I've been sent to committee

It sounds ominous, but being sent to committee is a good thing in this case. This means my concept paper is making the rounds of my faceless, nameless committee. This terse message, "Sent to committee," from my Chair indicates one of two things: Either she thought the paper was good enough to warrant the next step toward approval, or she couldn't be bothered to read it and she is expecting the committee to do her work for her. Considering the unsteady relationship we have, I assume the latter. But I could be wrong.

It may not matter soon anyway. My illustrious university is changing the way it handles the dissertation process. After numerous complaints and a few withdrawals (frothily documented in the discussion folders), the administration has decided the process needs revising. Instead of letting any old flaky adjunct be Chair of a committee, they will now endeavor to ensure that only full-time faculty are allowed to be Chair. The adjuncts can still be members of the committee, apparently, just not Chair. Of course, I know from experience that full-time status does not preclude flakiness.

I hope this will affect my process positively. In other words, I hope my Chair is replaced by someone who will actually show up, be committed, and give me timely feedback. Actually, at this point, any feedback at all would send me into a tearful frenzy of gratitude.

I've stopped filling out the post-course surveys. As soon as I finished all my course work and embarked upon the research phase, I realized that I would quite likely encounter some of these mentors again. And that has been the case. I am not stupid. If I rate my academic experience honestly, and describe my disappointments in detail, that information will eventually be shared with the mentors. It won't be difficult for them to identify which malcontent submitted such eloquently negative feedback, thus jeopardizing any harmonious working relationship I might have had with them if they should end up appointed to my dissertation committee.

Students at the college where I am employed are asked each term to fill out evaluation forms to rate their instructors, courses, and the school overall. When I was a new adjunct, lo, these many (eight) years ago, I remember I was given the results of some student evaluations before the end of the term. I was appalled. I knew the evaluations weren't going to be complimentary, but that isn't why I was shocked. The point is that they were given to me before the end of the term, before I turned in grades, while I was in a position to retaliate against the students that gave me negative feedback. This class was divided into two armed camps: the students who loved me and the ones who wanted to lynch me. I could have really let them have it.

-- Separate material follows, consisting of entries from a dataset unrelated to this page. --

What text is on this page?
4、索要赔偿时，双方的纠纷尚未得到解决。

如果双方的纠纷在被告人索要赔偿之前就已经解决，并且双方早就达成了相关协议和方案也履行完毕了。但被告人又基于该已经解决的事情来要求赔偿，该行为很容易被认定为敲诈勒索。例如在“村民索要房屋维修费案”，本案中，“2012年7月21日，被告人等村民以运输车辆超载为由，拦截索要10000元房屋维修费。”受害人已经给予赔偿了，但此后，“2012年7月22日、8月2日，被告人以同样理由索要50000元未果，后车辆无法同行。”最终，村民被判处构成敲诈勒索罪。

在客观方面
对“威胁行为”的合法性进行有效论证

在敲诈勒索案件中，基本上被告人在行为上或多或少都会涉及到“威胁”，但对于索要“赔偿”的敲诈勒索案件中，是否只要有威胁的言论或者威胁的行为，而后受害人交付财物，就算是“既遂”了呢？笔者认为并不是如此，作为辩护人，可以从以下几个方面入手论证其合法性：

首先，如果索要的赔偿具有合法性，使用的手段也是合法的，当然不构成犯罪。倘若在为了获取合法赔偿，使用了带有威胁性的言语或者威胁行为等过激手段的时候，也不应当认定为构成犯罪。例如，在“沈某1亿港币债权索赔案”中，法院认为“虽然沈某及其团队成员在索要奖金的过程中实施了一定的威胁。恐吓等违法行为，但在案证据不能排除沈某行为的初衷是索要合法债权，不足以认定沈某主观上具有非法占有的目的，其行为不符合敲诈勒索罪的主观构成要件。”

For a brief moment I considered what I could do to punish those students who dared to write negative feedback about me. Give them extra writing assignments, make them give an oral report, or just knock ten points off the top, whoops, too bad you didn't do so well on that last test. Then I thought, wait, what a gift. When I took off my angry teacher hat and put on my marketing hat, I realized I had been given a golden opportunity—or as we say in higher education, I had encountered a teaching moment. First of all, those students were a mirror for me, reflecting back what they thought I did well and what I needed to improve. That's valuable information that can help me learn and grow. Any serious student of marketing knows the value of customer feedback. Second, I was being given a chance to connect with them, person to person, to build a genuine connection, even with the ones who hated me.

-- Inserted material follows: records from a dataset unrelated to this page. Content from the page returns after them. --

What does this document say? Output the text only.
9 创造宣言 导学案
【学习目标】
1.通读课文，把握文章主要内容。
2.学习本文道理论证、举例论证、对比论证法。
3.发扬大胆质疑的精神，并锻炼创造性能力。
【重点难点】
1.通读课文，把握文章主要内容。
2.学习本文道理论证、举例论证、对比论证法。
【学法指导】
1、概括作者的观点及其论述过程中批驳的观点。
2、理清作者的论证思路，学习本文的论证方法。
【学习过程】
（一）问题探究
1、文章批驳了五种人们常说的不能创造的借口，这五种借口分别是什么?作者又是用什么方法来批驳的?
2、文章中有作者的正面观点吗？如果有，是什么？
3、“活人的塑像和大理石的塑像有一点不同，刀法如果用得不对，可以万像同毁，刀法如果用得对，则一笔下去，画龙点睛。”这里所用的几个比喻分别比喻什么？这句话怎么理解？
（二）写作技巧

And that is what I did. I stood in front of the class, told them I had received their feedback, and thanked them for being honest. Then I told them never to do it again.

"I know who wrote what," I said. "I know your writing style, I recognize your voices. You have given me power over you now. I can make your lives a living hell for the rest of the term."

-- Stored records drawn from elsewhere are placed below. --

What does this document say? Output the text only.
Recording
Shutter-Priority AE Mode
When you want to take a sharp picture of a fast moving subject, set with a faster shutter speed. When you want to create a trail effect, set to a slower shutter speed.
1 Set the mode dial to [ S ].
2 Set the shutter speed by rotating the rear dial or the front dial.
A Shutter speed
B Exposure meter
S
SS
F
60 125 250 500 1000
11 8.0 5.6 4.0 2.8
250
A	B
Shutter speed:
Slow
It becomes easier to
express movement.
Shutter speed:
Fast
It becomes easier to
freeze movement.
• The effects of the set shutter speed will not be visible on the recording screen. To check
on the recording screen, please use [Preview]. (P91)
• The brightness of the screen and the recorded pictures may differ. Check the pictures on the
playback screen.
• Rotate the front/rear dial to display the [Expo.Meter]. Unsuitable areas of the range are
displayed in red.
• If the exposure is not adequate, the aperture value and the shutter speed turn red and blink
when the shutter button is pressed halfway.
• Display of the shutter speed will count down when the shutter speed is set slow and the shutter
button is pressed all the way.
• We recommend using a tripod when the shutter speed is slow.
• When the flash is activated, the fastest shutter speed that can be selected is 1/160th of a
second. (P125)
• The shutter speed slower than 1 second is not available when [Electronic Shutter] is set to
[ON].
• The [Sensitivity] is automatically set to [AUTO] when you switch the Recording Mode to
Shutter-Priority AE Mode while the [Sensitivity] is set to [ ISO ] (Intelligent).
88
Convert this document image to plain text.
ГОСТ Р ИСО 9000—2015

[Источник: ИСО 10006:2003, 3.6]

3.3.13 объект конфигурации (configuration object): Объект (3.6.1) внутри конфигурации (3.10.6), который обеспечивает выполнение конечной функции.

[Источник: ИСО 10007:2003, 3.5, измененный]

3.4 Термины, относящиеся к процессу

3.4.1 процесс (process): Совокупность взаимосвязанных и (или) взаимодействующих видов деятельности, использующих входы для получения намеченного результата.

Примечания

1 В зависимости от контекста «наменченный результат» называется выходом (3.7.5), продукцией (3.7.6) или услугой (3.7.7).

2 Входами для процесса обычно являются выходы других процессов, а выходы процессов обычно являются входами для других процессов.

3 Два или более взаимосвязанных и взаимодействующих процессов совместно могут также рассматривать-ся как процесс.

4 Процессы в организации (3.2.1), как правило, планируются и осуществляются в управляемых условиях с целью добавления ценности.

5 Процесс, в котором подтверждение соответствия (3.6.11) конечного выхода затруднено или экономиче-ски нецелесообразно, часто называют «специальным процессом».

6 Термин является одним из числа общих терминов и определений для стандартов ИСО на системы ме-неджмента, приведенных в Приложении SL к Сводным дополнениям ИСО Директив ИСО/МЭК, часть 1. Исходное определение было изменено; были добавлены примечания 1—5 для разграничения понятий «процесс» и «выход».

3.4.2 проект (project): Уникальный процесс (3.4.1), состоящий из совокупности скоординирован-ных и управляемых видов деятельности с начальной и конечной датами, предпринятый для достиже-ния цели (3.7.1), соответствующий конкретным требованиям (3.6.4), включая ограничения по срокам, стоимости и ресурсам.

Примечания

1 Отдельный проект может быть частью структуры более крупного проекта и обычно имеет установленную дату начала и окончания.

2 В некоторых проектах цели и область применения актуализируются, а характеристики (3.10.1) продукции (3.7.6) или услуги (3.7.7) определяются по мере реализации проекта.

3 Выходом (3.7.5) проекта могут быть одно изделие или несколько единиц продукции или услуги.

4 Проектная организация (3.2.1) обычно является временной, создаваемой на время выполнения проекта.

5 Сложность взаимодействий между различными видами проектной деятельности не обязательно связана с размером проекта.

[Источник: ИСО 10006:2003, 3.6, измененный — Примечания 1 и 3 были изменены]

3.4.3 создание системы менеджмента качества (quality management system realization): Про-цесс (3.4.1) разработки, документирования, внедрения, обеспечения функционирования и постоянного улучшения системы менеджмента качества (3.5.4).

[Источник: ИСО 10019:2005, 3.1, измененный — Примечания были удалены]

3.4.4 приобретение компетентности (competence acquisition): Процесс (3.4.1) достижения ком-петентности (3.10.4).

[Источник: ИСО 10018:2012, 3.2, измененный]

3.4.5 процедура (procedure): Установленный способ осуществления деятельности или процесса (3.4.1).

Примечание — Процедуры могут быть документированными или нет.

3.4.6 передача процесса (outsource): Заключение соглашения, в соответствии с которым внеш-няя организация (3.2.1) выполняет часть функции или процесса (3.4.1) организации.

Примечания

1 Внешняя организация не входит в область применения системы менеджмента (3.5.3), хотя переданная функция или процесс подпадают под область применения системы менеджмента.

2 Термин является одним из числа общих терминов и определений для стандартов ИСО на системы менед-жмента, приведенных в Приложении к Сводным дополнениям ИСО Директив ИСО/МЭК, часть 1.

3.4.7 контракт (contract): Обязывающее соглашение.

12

They stared at me, round-eyed. A few guilty ones quickly looked away.

"I'm not going to do anything with this information except try to do a better job." I said. "But you all need to protect yourselves. If this school has a habit of giving the evaluation results to instructors before the grades are in, then you place yourself in a position of danger. Normally I say tell the truth, give honest feedback. But this time, I say, don't."

We made it through the term. I don't recall that I flunked anyone, and I didn't get fired. In fact, I got hired on full-time.

At an in-service some time later, I asked why I had been given evaluation results before the end of the term. That question, and others like it, have never been satisfactorily answered. Over the years I have come to realize that the institution I work for is as dysfunctional as any mom and pop business can be, run by pompous ignoramuses masquerading as educators and administrators. The fact that I've been "sent to committee" means I am one step closer to joining their ranks. Tra-la-la. I can hardly wait.